There is abundant data demonstrating that Hebrew, Aramaic and Arabic had more than 22 consonants at the time when they have adopted the inadequate for them Phoenician alphabet with only 22 consonants. Arabic has retained 28 consonants until today, so, like Hebrew, it has multiplied the original 22 letters by combining them with diacritic signs.
If any of these languages would have adopted the older alphabet that was the source of the Ugaritic alphabet, instead of adopting the simplified Phoenician alphabet, they would have had distinct letters for their consonants since the beginning, with no need to invent later new diacritic signs.
Hebrew SIN was a lateral fricative, which is a sound that did not exist in Phoenician. When the Hebrews have adopted the Phoenician alphabet, they did not have any letter for writing SIN, so they were forced to write it with the letter SHIN, which was somewhat close in pronunciation. At that time SAMEKH was pronounced in a different way, so it would have been a worse choice.
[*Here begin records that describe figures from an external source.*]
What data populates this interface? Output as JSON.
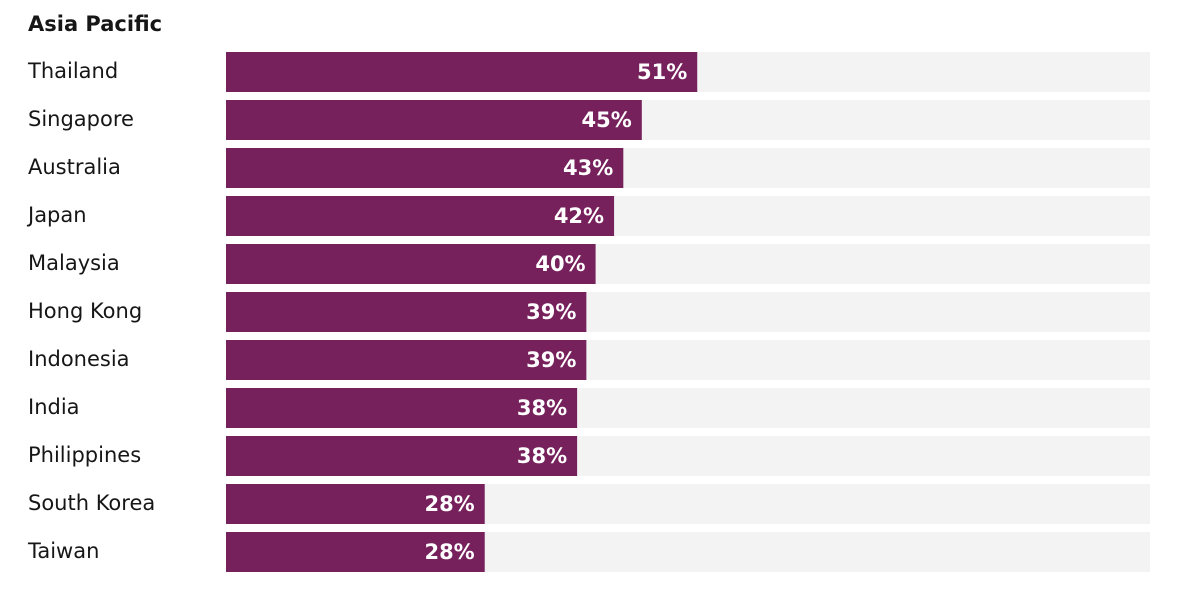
{
  "chart_data": {
    "type": "bar",
    "orientation": "horizontal",
    "title": "Asia Pacific",
    "categories": [
      "Thailand",
      "Singapore",
      "Australia",
      "Japan",
      "Malaysia",
      "Hong Kong",
      "Indonesia",
      "India",
      "Philippines",
      "South Korea",
      "Taiwan"
    ],
    "values": [
      51,
      45,
      43,
      42,
      40,
      39,
      39,
      38,
      38,
      28,
      28
    ],
    "value_labels": [
      "51%",
      "45%",
      "43%",
      "42%",
      "40%",
      "39%",
      "39%",
      "38%",
      "38%",
      "28%",
      "28%"
    ],
    "color": "#76205c",
    "track_color": "#f3f3f3",
    "xlim": [
      0,
      100
    ]
  }
}
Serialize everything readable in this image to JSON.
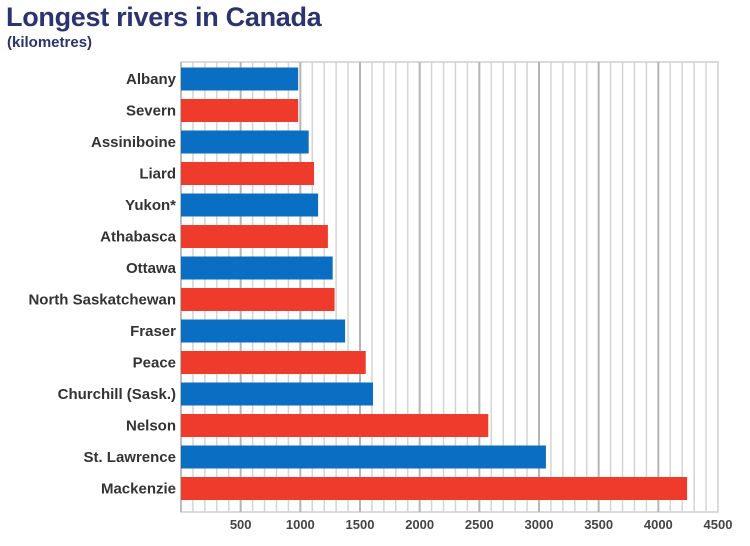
{
  "chart_data": {
    "type": "bar",
    "orientation": "horizontal",
    "title": "Longest rivers in Canada",
    "subtitle": "(kilometres)",
    "xlabel": "",
    "ylabel": "",
    "xlim": [
      0,
      4500
    ],
    "minor_grid_step": 100,
    "major_grid_step": 500,
    "grid": true,
    "categories": [
      "Albany",
      "Severn",
      "Assiniboine",
      "Liard",
      "Yukon*",
      "Athabasca",
      "Ottawa",
      "North Saskatchewan",
      "Fraser",
      "Peace",
      "Churchill (Sask.)",
      "Nelson",
      "St. Lawrence",
      "Mackenzie"
    ],
    "values": [
      982,
      982,
      1070,
      1115,
      1149,
      1231,
      1271,
      1287,
      1375,
      1548,
      1609,
      2575,
      3058,
      4241
    ],
    "x_tick_labels": [
      "500",
      "1000",
      "1500",
      "2000",
      "2500",
      "3000",
      "3500",
      "4000",
      "4500"
    ],
    "x_ticks": [
      500,
      1000,
      1500,
      2000,
      2500,
      3000,
      3500,
      4000,
      4500
    ],
    "colors": [
      "#0a6ec2",
      "#ee3b2c"
    ]
  }
}
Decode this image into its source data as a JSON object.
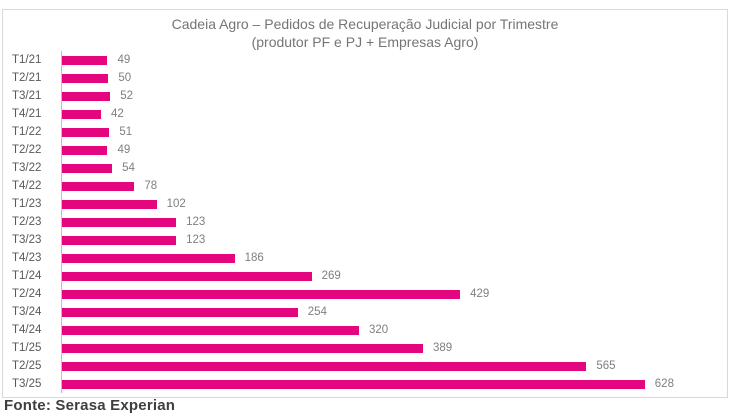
{
  "chart_data": {
    "type": "bar",
    "orientation": "horizontal",
    "title": "Cadeia Agro – Pedidos de Recuperação Judicial por Trimestre",
    "subtitle": "(produtor PF e PJ + Empresas Agro)",
    "categories": [
      "T1/21",
      "T2/21",
      "T3/21",
      "T4/21",
      "T1/22",
      "T2/22",
      "T3/22",
      "T4/22",
      "T1/23",
      "T2/23",
      "T3/23",
      "T4/23",
      "T1/24",
      "T2/24",
      "T3/24",
      "T4/24",
      "T1/25",
      "T2/25",
      "T3/25"
    ],
    "values": [
      49,
      50,
      52,
      42,
      51,
      49,
      54,
      78,
      102,
      123,
      123,
      186,
      269,
      429,
      254,
      320,
      389,
      565,
      628
    ],
    "data_labels": true,
    "legend": "none",
    "grid": false
  },
  "source": {
    "label": "Fonte: Serasa Experian"
  },
  "colors": {
    "bar": "#E4067E",
    "axis": "#BFBFBF",
    "chart_border": "#D9D9D9",
    "title_text": "#757575",
    "category_text": "#595959",
    "value_text": "#7F7F7F",
    "source_text": "#3F3F3F"
  }
}
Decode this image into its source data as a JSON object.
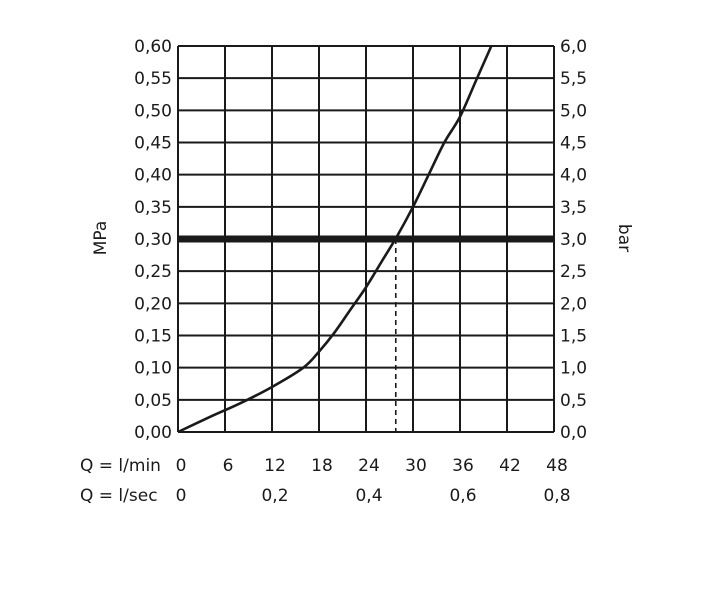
{
  "chart_data": {
    "type": "line",
    "left_axis": {
      "label": "MPa",
      "range": [
        0,
        0.6
      ],
      "ticks": [
        "0,00",
        "0,05",
        "0,10",
        "0,15",
        "0,20",
        "0,25",
        "0,30",
        "0,35",
        "0,40",
        "0,45",
        "0,50",
        "0,55",
        "0,60"
      ]
    },
    "right_axis": {
      "label": "bar",
      "range": [
        0,
        6
      ],
      "ticks": [
        "0,0",
        "0,5",
        "1,0",
        "1,5",
        "2,0",
        "2,5",
        "3,0",
        "3,5",
        "4,0",
        "4,5",
        "5,0",
        "5,5",
        "6,0"
      ]
    },
    "x_axis_lmin": {
      "label": "Q = l/min",
      "range": [
        0,
        48
      ],
      "ticks": [
        "0",
        "6",
        "12",
        "18",
        "24",
        "30",
        "36",
        "42",
        "48"
      ]
    },
    "x_axis_lsec": {
      "label": "Q = l/sec",
      "ticks": [
        "0",
        "0,2",
        "0,4",
        "0,6",
        "0,8"
      ],
      "tick_positions_lmin": [
        0,
        12,
        24,
        36,
        48
      ]
    },
    "grid": true,
    "series": [
      {
        "x": [
          0,
          4,
          8,
          12,
          16,
          18,
          20,
          22,
          24,
          26,
          28,
          30,
          32,
          34,
          36,
          38,
          40
        ],
        "y": [
          0,
          0.023,
          0.045,
          0.07,
          0.1,
          0.125,
          0.155,
          0.19,
          0.225,
          0.265,
          0.305,
          0.35,
          0.4,
          0.45,
          0.49,
          0.545,
          0.6
        ]
      }
    ],
    "reference_line": {
      "y": 0.3
    },
    "reference_drop": {
      "x": 27.8
    }
  }
}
If the Hebrews would have invented an alphabet of their own, or if they would have adopted another Semitic alphabet variant, and not the Phoenician alphabet, they would not have needed to use a single letter for multiple sounds. This was clearly not a satisfactory solution, because later they have invented the SHIN and SIN dots, to disambiguate the letter with multiple readings.
There are also lots of scans of really interesting Medieval manuscripts cataloging alphabets in the book.